Findings-only mode. [sanitizer].enabled = []. Typical for
interpreted / managed-runtime targets (Python, Ruby, Node, Java,
PHP) but valid for any project without an ASan build. Runtime
diagnostics are filed under findings/, not crashes/.
.session-env. Dynamic per-run paths and identifiers
(RESULTS_DIR, TARGET_ROOT, TARGET_REV, TARGET_SLUG,
LOGDIR, SESSION_STARTED) written by bin/audit at startup
into output/<target>/<backend>/results/.session-env. bin/probe
discovers it by walking up from the testcase path, so no env vars need
to be exported by hand.
Backends¶
Backend. The LLM CLI driving the agent loop — claude,
codex, gemini, or oss (local Ollama via Codex).
Ensemble mode. --backend all (or omitted) — cycles
installed hosted backends across iterations, writing
per-backend result trees.
Cyber-access program. Provider-side trusted-access registration (OpenAI's Trusted Access for Cyber, Anthropic's Cyber Verification Program) that reduces false-positive policy interruptions during authorised defensive research.
Harness internals¶
Vocabulary for the queue, structured state, and cost machinery. You only need these when extending the harness or reading raw state files directly.
Work-card pipeline¶
Work card. A single unit of audit work — one source file ×
strategy, or one prior fix, or a synthetic GUARD-… task. Lives
in work-cards.jsonl / patch-cards.jsonl.
Patch card. A prior-fix work card (strategy S1), built by
bin/patch-cards from the target's VCS history.

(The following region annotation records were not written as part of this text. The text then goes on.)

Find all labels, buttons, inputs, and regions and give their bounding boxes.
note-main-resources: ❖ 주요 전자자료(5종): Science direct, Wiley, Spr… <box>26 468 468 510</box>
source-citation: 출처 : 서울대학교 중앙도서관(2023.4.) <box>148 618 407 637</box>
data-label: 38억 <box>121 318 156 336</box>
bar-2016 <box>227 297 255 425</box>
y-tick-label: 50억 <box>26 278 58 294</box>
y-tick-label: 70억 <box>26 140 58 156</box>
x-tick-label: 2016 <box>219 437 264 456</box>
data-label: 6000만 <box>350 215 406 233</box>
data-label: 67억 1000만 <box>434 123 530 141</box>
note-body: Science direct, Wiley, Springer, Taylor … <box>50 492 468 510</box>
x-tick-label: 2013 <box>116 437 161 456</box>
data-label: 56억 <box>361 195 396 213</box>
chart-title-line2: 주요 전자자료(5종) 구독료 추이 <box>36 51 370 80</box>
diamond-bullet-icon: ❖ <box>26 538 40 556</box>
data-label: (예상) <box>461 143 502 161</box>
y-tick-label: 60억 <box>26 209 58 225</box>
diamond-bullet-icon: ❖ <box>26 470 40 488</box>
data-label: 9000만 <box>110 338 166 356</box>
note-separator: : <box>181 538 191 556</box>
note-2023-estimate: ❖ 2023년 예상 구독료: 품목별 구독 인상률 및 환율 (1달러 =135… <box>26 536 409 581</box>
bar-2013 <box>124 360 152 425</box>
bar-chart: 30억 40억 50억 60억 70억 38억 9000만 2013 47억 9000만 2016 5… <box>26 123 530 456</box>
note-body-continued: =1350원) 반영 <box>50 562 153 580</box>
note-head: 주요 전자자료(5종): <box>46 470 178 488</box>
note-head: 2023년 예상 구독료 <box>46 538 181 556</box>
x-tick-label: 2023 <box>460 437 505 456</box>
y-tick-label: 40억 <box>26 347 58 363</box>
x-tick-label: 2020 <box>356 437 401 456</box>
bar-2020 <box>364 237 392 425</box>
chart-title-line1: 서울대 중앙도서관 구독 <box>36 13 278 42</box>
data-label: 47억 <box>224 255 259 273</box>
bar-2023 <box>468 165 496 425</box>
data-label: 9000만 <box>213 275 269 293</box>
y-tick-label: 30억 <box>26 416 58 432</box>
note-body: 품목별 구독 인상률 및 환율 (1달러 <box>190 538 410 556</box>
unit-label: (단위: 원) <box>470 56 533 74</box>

Companion card. A second work card for the same file with a different strategy, emitted when a file fires more than one code-feature signal.

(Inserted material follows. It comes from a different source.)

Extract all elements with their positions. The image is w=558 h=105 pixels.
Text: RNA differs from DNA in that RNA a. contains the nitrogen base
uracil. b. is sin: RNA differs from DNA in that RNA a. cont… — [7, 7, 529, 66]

Ranker (bin/rank-work). The deterministic scorer that
walks the source tree, applies CODE_PATTERNS, structural and
coverage signals, and emits the ranked queue.
Claim. The lease an agent takes on a card when it adopts the
card into a hypothesis. Recorded in claims.jsonl. Expires
after 30 minutes by default.
Work surface. The dedupe key the work queue uses to prevent
duplicate claims. Surface-card cards key on file:function
(file-scoped cards use file:S<n> where n is the strategy
number). A separate diversity gate prevents two agents from
sharing a subsystem at the same time.
Subsystem. The first one to five path components of a source
file (parser/xml, crypto/aes, …). Used for blocklisting,
ownership, and guard-saturation tracking. Depth is auto-picked
at startup.
Dry streak. Consecutive iterations on the same strategy with
no confirmed result. Tracked per agent in
.agent_strategy_streak_<n>.
State¶
state/*.jsonl. Structured append-only records:
hypotheses.jsonl, claims.jsonl, runs.jsonl, notes.jsonl.
Hypothesis. A narrow, falsifiable claim about a specific
file:function:line with a named input shape, guard gap, and
expected diagnostic. The unit of agent work.
Status. A hypothesis lifecycle marker: PENDING,
INVESTIGATING, NEEDS_TESTCASE, NEEDS_DEEPER_PROBE,
ENV-BLOCKED, DISCARDED, CRASH-XXX, FIND-XXX.
Cost levers¶
See Cost model for full context.
Prompt cache. Cached cross-agent prompt fragments built
once per iteration into .static-prompt-rules.md.
Capping wrappers. bin/rg-safe, bin/peek,
bin/show-patch, bin/scratch-search — enforce per-call
byte / line ceilings so agents cannot dump raw source into
context.
ASan budget. Per-agent per-iteration sanitizer-run budget (25 for browser agents, 60 for shell agents). Coverage-gate runs do not count against it.
Tried-inputs / hits log. tried-inputs-N.log and
hits-N.log — per-agent memory of testcase shapes and reached
coverage edges, so the next session does not repeat them.